The second most commonly used serum marker is the free βsubunit of hCG, which is, on average, 1.8 MoM in pregnancies affected by Down syndrome, or almost twice as high as in normal pregnancies.4,8 Studies indicate that hCG and inhibin A are also effective serum markers during the late first trimester, providing screening performance equivalent to that of the free β-hCG when combined with nuchal translucency and PAPP-A.4

Nuchal translucency: A powerful marker

Both the fully integrated and first-trimester screening approaches necessitate ultrasound measurement of nuchal translucency, which is always measured along with fetal crown-rump length. The nuchal translucency value—initially measured in tenths of millimeters—then is normalized for gestational age based on crown-rump length, and reported in multiples of the median, the same unit used to normalize serum screening markers.

FIGURE 1 shows how nuchal translucency values (in millimeters) measured in a general population increase with gestation. The most commonly accepted period of gestation to measure nuchal translucency is between 10 and 13 completed weeks.

Why nuchal translucency is more informative

Nuchal translucency values tend to be increased in Down syndrome pregnancies, as are certain serum markers such as hCG or its free β subunit and inhibin A. However, nuchal translucency is more informative than these markers because there is less overlap between Down syndrome and unaffected case values. This is not because nuchal translucency values tend to be higher in affected pregnancies. In fact, all 3 markers are, on average, about twice as high in cases of Down syndrome as in controls. However, because the distribution of nuchal translucency values in unaffected fetuses is much narrower (or tighter) than is true for hCG (or its free β subunit) or inhibin A, very few unaffected fetuses have increased nuchal translucency values. Therefore, when nuchal translucency is elevated, it is more likely to be associated with an affected pregnancy than is either of the other 2 markers.

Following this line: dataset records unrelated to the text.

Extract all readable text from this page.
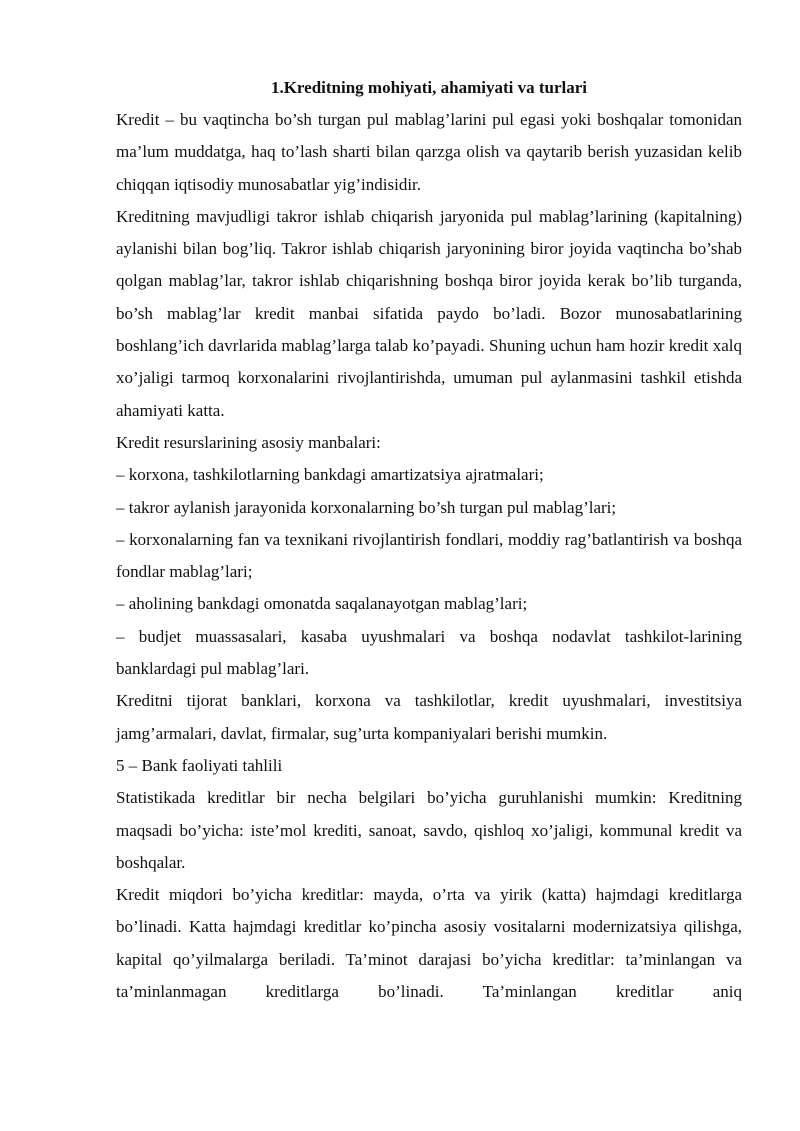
1.Kreditning mohiyati, ahamiyati va turlari

Kredit – bu vaqtincha bo’sh turgan pul mablag’larini pul egasi yoki boshqalar tomonidan ma’lum muddatga, haq to’lash sharti bilan qarzga olish va qaytarib berish yuzasidan kelib chiqqan iqtisodiy munosabatlar yig’indisidir.

Kreditning mavjudligi takror ishlab chiqarish jaryonida pul mablag’larining (kapitalning) aylanishi bilan bog’liq. Takror ishlab chiqarish jaryonining biror joyida vaqtincha bo’shab qolgan mablag’lar, takror ishlab chiqarishning boshqa biror joyida kerak bo’lib turganda, bo’sh mablag’lar kredit manbai sifatida paydo bo’ladi. Bozor munosabatlarining boshlang’ich davrlarida mablag’larga talab ko’payadi. Shuning uchun ham hozir kredit xalq xo’jaligi tarmoq korxonalarini rivojlantirishda, umuman pul aylanmasini tashkil etishda ahamiyati katta.

Kredit resurslarining asosiy manbalari:

– korxona, tashkilotlarning bankdagi amartizatsiya ajratmalari;

– takror aylanish jarayonida korxonalarning bo’sh turgan pul mablag’lari;

– korxonalarning fan va texnikani rivojlantirish fondlari, moddiy rag’batlantirish va boshqa fondlar mablag’lari;

– aholining bankdagi omonatda saqalanayotgan mablag’lari;

– budjet muassasalari, kasaba uyushmalari va boshqa nodavlat tashkilot-larining banklardagi pul mablag’lari.

Kreditni tijorat banklari, korxona va tashkilotlar, kredit uyushmalari, investitsiya jamg’armalari, davlat, firmalar, sug’urta kompaniyalari berishi mumkin.

5 – Bank faoliyati tahlili

Statistikada kreditlar bir necha belgilari bo’yicha guruhlanishi mumkin: Kreditning maqsadi bo’yicha: iste’mol krediti, sanoat, savdo, qishloq xo’jaligi, kommunal kredit va boshqalar.

Kredit miqdori bo’yicha kreditlar: mayda, o’rta va yirik (katta) hajmdagi kreditlarga bo’linadi. Katta hajmdagi kreditlar ko’pincha asosiy vositalarni modernizatsiya qilishga, kapital qo’yilmalarga beriladi. Ta’minot darajasi bo’yicha kreditlar: ta’minlangan va ta’minlanmagan kreditlarga bo’linadi. Ta’minlangan kreditlar aniq
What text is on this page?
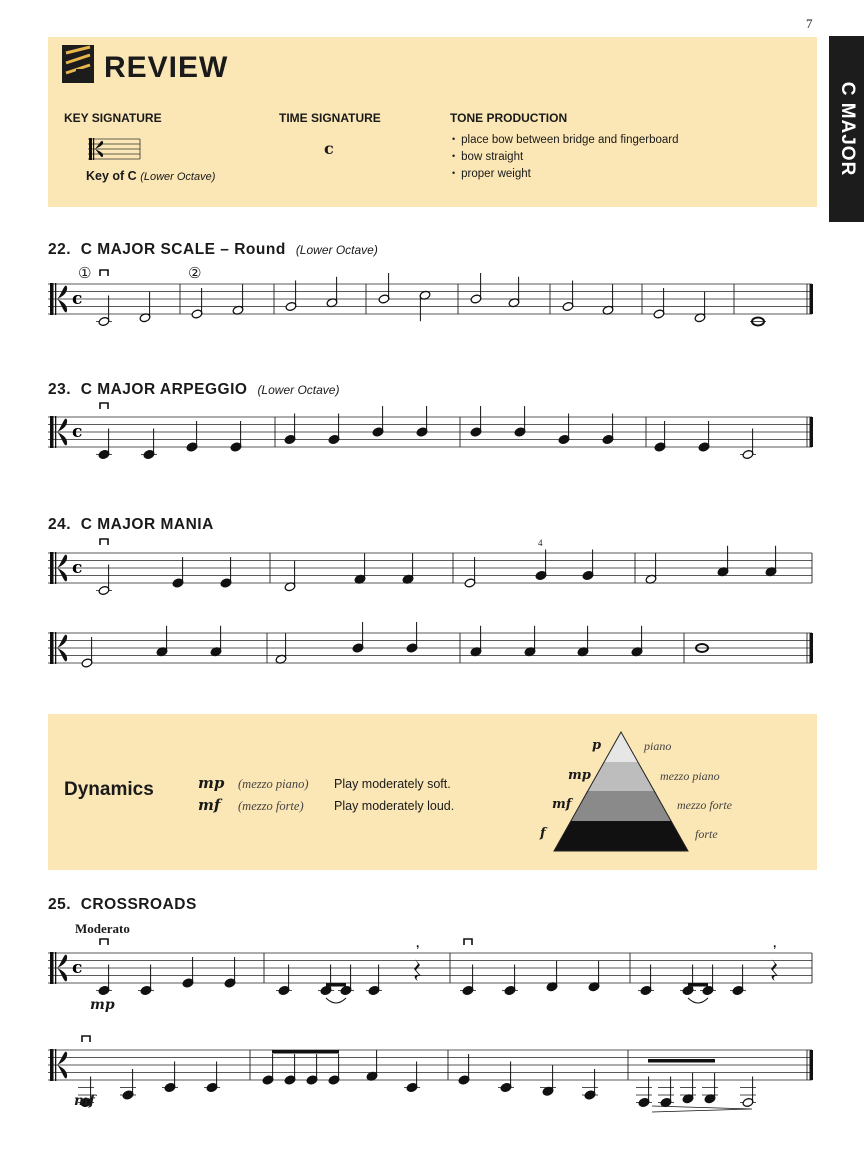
7
C MAJOR
REVIEW
KEY SIGNATURE	TIME SIGNATURE	TONE PRODUCTION
Key of C (Lower Octave)
c
•	place bow between bridge and fingerboard
• bow straight
• proper weight
22. C MAJOR SCALE – Round (Lower Octave)
①	②
c
23. C MAJOR ARPEGGIO (Lower Octave)
c
24. C MAJOR MANIA
4
c
Dynamics	mp (mezzo piano) Play moderately soft.
mf (mezzo forte) Play moderately loud.
p
mp
mf
f
piano
mezzo piano
mezzo forte
forte
25. CROSSROADS
Moderato
c
,	,
mp
mf
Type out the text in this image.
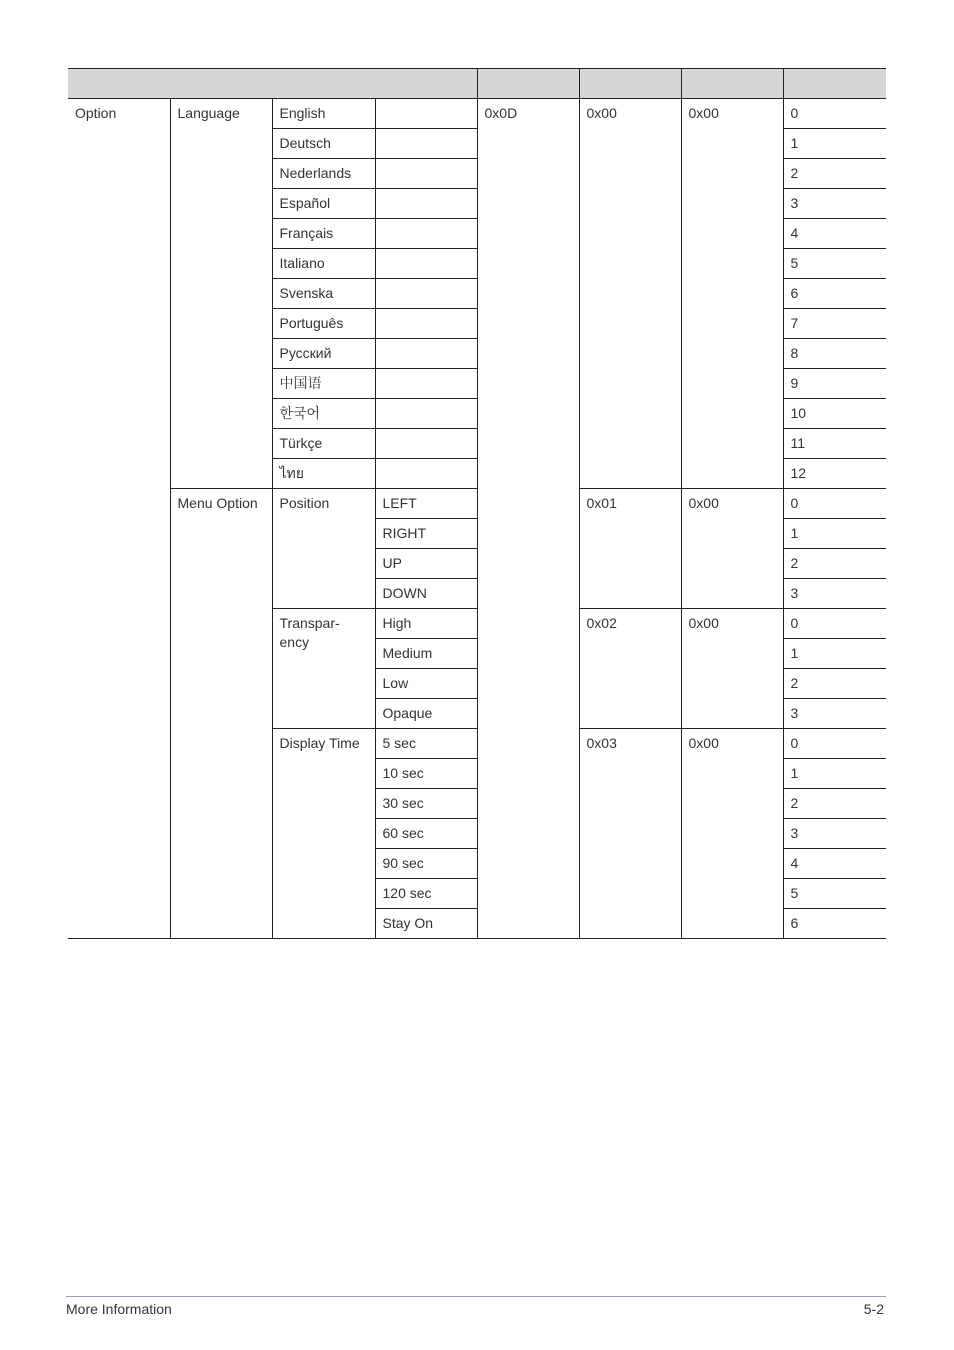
Option	Language	English		0x0D	0x00	0x00	0
		Deutsch					1
		Nederlands					2
		Español					3
		Français					4
		Italiano					5
		Svenska					6
		Português					7
		Русский					8
		中国语					9
		한국어					10
		Türkçe					11
		ไทย					12
	Menu Option	Position	LEFT		0x01	0x00	0
			RIGHT				1
			UP				2
			DOWN				3
		Transpar-ency	High		0x02	0x00	0
			Medium				1
			Low				2
			Opaque				3
		Display Time	5 sec		0x03	0x00	0
			10 sec				1
			30 sec				2
			60 sec				3
			90 sec				4
			120 sec				5
			Stay On				6
More Information	5-2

FIGURE 2 shows the overlapping distributions in cases and controls for both hCG and nuchal translucency. In unaffected pregnancies, the distribution of values centers around 1 MoM, while in Down syndrome pregnancies, the values center around 2 MoM. About 8% of hCG values in unaffected pregnancies exceed 2 MoM, but only about 1.5% of nuchal translucency values do. Thus, for a detection rate of 50%, the false-positive rate using nuchal translucency is 1.5%, much smaller than the false-positive rate of 8% using hCG.